SL: I’ve always loved strong design, in all its facets: Web, print, architecture. You name it. Directing is perhaps one of the only vocations that requires a simultaneously broad, yet somewhat in-depth knowledge of multiple creative industries. I’ve been fortunate enough to have the opportunities to travel and absorb design in its different cultural contexts. I think about Xinjiang frequently. It’s a remote Chinese province bordering Afghanistan, Russia, and Mongolia. At the intersection of the Arabic, Russian, Manderin, and English languages is this clear and uniform design. It’s what connects it all. I think it’d be the perfect place to shoot an avant-garde sci-fi film.

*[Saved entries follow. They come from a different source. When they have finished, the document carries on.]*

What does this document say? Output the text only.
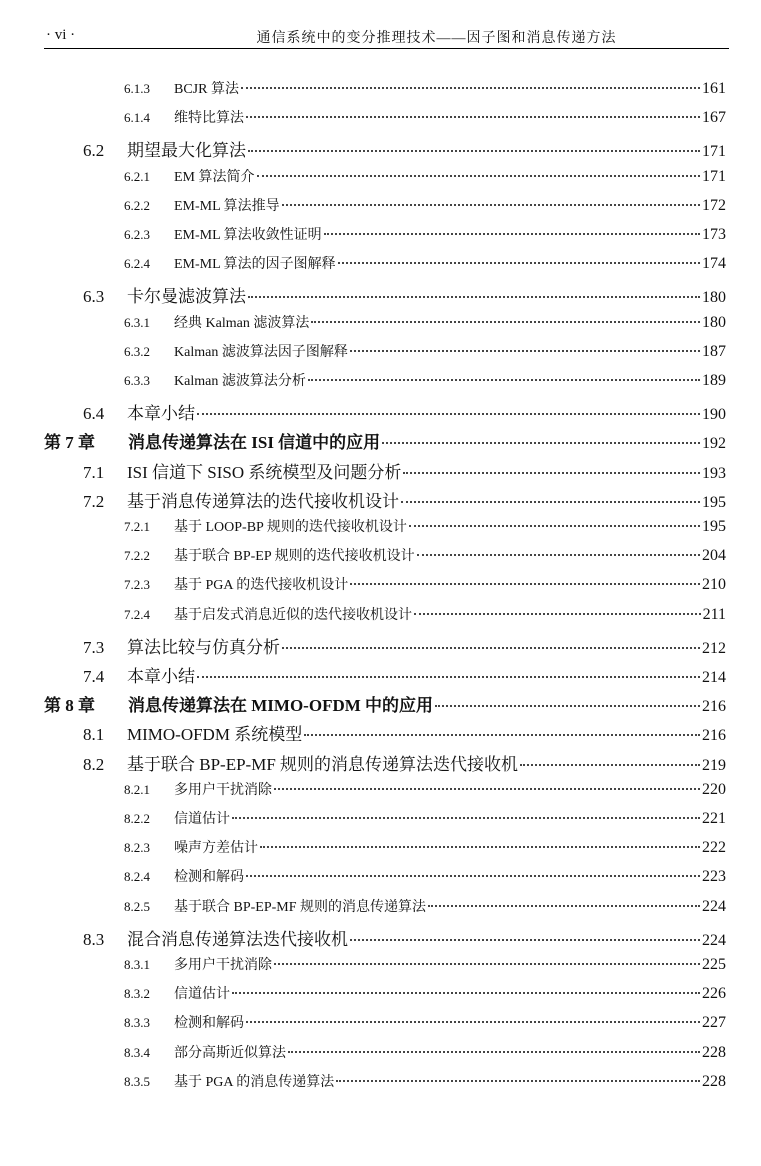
· vi ·	通信系统中的变分推理技术——因子图和消息传递方法
6.1.3	BCJR 算法	161
6.1.4	维特比算法	167
6.2	期望最大化算法	171
6.2.1	EM 算法简介	171
6.2.2	EM-ML 算法推导	172
6.2.3	EM-ML 算法收敛性证明	173
6.2.4	EM-ML 算法的因子图解释	174
6.3	卡尔曼滤波算法	180
6.3.1	经典 Kalman 滤波算法	180
6.3.2	Kalman 滤波算法因子图解释	187
6.3.3	Kalman 滤波算法分析	189
6.4	本章小结	190
第 7 章	消息传递算法在 ISI 信道中的应用	192
7.1	ISI 信道下 SISO 系统模型及问题分析	193
7.2	基于消息传递算法的迭代接收机设计	195
7.2.1	基于 LOOP-BP 规则的迭代接收机设计	195
7.2.2	基于联合 BP-EP 规则的迭代接收机设计	204
7.2.3	基于 PGA 的迭代接收机设计	210
7.2.4	基于启发式消息近似的迭代接收机设计	211
7.3	算法比较与仿真分析	212
7.4	本章小结	214
第 8 章	消息传递算法在 MIMO-OFDM 中的应用	216
8.1	MIMO-OFDM 系统模型	216
8.2	基于联合 BP-EP-MF 规则的消息传递算法迭代接收机	219
8.2.1	多用户干扰消除	220
8.2.2	信道估计	221
8.2.3	噪声方差估计	222
8.2.4	检测和解码	223
8.2.5	基于联合 BP-EP-MF 规则的消息传递算法	224
8.3	混合消息传递算法迭代接收机	224
8.3.1	多用户干扰消除	225
8.3.2	信道估计	226
8.3.3	检测和解码	227
8.3.4	部分高斯近似算法	228
8.3.5	基于 PGA 的消息传递算法	228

But that said, design has to serve a purpose. Circling back to my website, we spoke early on about the idea of integrating symbols into the framework. Symbols are very intriguing, and work on many levels. Obviously they work on an aesthetic level, but I also find them to be compelling from a narrative standpoint. They contain an inherent mystique, especially if you don’t understand their meaning. I wanted this site to be relatively easy and engaging in order to navigate my portfolio of work, but I also wanted to allow the opportunity to dig a little bit deeper into the Ethos behind the work as well. The symbols, which are historical and religious, connect to some specific people and their ideas. People who have inspired my creative, philosophical, and spiritual journey over time. You can find them scattered throughout the site, revealing only one thought at a time. This idea of exploration throughout the site, allows the viewer to discover a deeper sense of my point-of-view, in a way that is pretty unique and personal to me. And I don’t think any of that would have been possible without good design and proper presentation.